Since January 2014, IDL has been selling the test with a positive or negative result but the lab is now moving to a three-tier result: high, moderate and low. This is important because high results will warrant rapid intervention, which leads to better outcomes. The test has been received well in the U.S. and UK and now other countries. There are great benefits in the fact that it is a simple blood test, which identifies those who should go on to have already recognized further investigation. In the case of lung cancer, this is normally a CT. This saves money and patient concern as only about 10% of patients go on to have further follow up and for those that do they know that there is a good chance of catching the cancer early.
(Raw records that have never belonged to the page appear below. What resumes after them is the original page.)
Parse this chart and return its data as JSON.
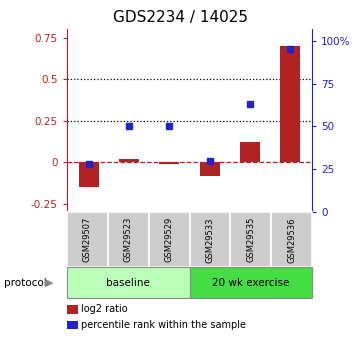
{
  "title": "GDS2234 / 14025",
  "samples": [
    "GSM29507",
    "GSM29523",
    "GSM29529",
    "GSM29533",
    "GSM29535",
    "GSM29536"
  ],
  "log2_ratio": [
    -0.15,
    0.02,
    -0.01,
    -0.08,
    0.12,
    0.7
  ],
  "percentile_rank": [
    28,
    50,
    50,
    30,
    63,
    95
  ],
  "bar_color": "#B22222",
  "dot_color": "#2222CC",
  "ylim_left": [
    -0.3,
    0.8
  ],
  "ylim_right": [
    0,
    106.67
  ],
  "yticks_left": [
    -0.25,
    0,
    0.25,
    0.5,
    0.75
  ],
  "ytick_labels_left": [
    "-0.25",
    "0",
    "0.25",
    "0.5",
    "0.75"
  ],
  "yticks_right": [
    0,
    25,
    50,
    75,
    100
  ],
  "ytick_labels_right": [
    "0",
    "25",
    "50",
    "75",
    "100%"
  ],
  "hlines": [
    0.25,
    0.5
  ],
  "dashed_hline": 0.0,
  "n_baseline": 3,
  "n_exercise": 3,
  "baseline_label": "baseline",
  "exercise_label": "20 wk exercise",
  "protocol_label": "protocol",
  "legend_red": "log2 ratio",
  "legend_blue": "percentile rank within the sample",
  "baseline_color": "#bbffbb",
  "exercise_color": "#44dd44",
  "sample_box_color": "#cccccc",
  "title_fontsize": 11,
  "tick_fontsize": 7.5,
  "bar_width": 0.5,
  "dot_size": 20
}
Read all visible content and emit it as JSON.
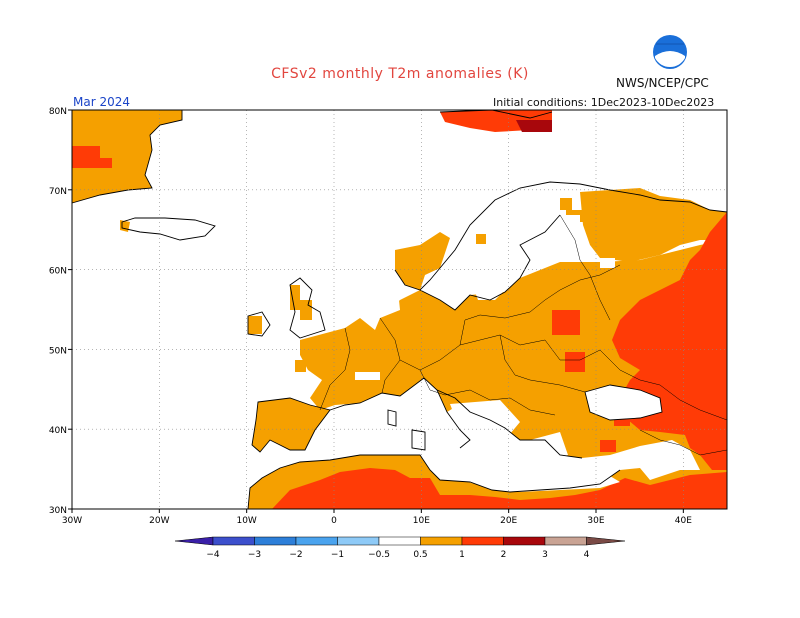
{
  "header": {
    "title": "CFSv2 monthly T2m anomalies (K)",
    "agency": "NWS/NCEP/CPC",
    "logo_text": "NOAA",
    "month": "Mar 2024",
    "initial_conditions": "Initial conditions: 1Dec2023-10Dec2023"
  },
  "map": {
    "lon_range": [
      -30,
      45
    ],
    "lat_range": [
      30,
      80
    ],
    "lat_labels": [
      "30N",
      "40N",
      "50N",
      "60N",
      "70N",
      "80N"
    ],
    "lon_labels": [
      "30W",
      "20W",
      "10W",
      "0",
      "10E",
      "20E",
      "30E",
      "40E"
    ],
    "grid": "dotted",
    "anomaly_regions": [
      {
        "name": "greenland",
        "category": "0.5-1"
      },
      {
        "name": "central-europe",
        "category": "0.5-1"
      },
      {
        "name": "iberia-south",
        "category": "0.5-1"
      },
      {
        "name": "north-africa",
        "category": "1-2"
      },
      {
        "name": "western-russia",
        "category": "1-2"
      },
      {
        "name": "svalbard",
        "category": "1-2"
      },
      {
        "name": "svalbard-east",
        "category": "2-3"
      }
    ]
  },
  "legend": {
    "labels": [
      "−4",
      "−3",
      "−2",
      "−1",
      "−0.5",
      "0.5",
      "1",
      "2",
      "3",
      "4"
    ],
    "colors": [
      "#3a1fa8",
      "#3c4fcc",
      "#2d7fd9",
      "#4aa3ee",
      "#8ecaf7",
      "#ffffff",
      "#f5a000",
      "#ff3b06",
      "#a8070c",
      "#c9a394",
      "#7a4a45"
    ]
  }
}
What do you have in the EarlyCDT pipeline?
We expect to have an EarlyCDT-Liver test available by the end of 2016. Liver cancer is one of the few cancers that is increasing in incidence in the U.S. because of the maturation of people infected with hepatitis B and C viruses and an increasing prevalence of fatty liver disease, which is emerging as a leading cause of cirrhosis. Currently, the alpha-fetoprotein (AFP) blood test is used to detect liver cancer but its use is on the wane because of a lack sensitivity and specificity. We expect to double the performance of the AFP test at a similar cost.
Our EarlyCDT-ovarian test should follow in 2017. The biomarker now used to detect ovarian cancer is CA 125, which is present in greater concentration in ovarian cancer cells that in other cells in the body. Our test incorporates CA 125 but its performance is twice that of the current standard of care.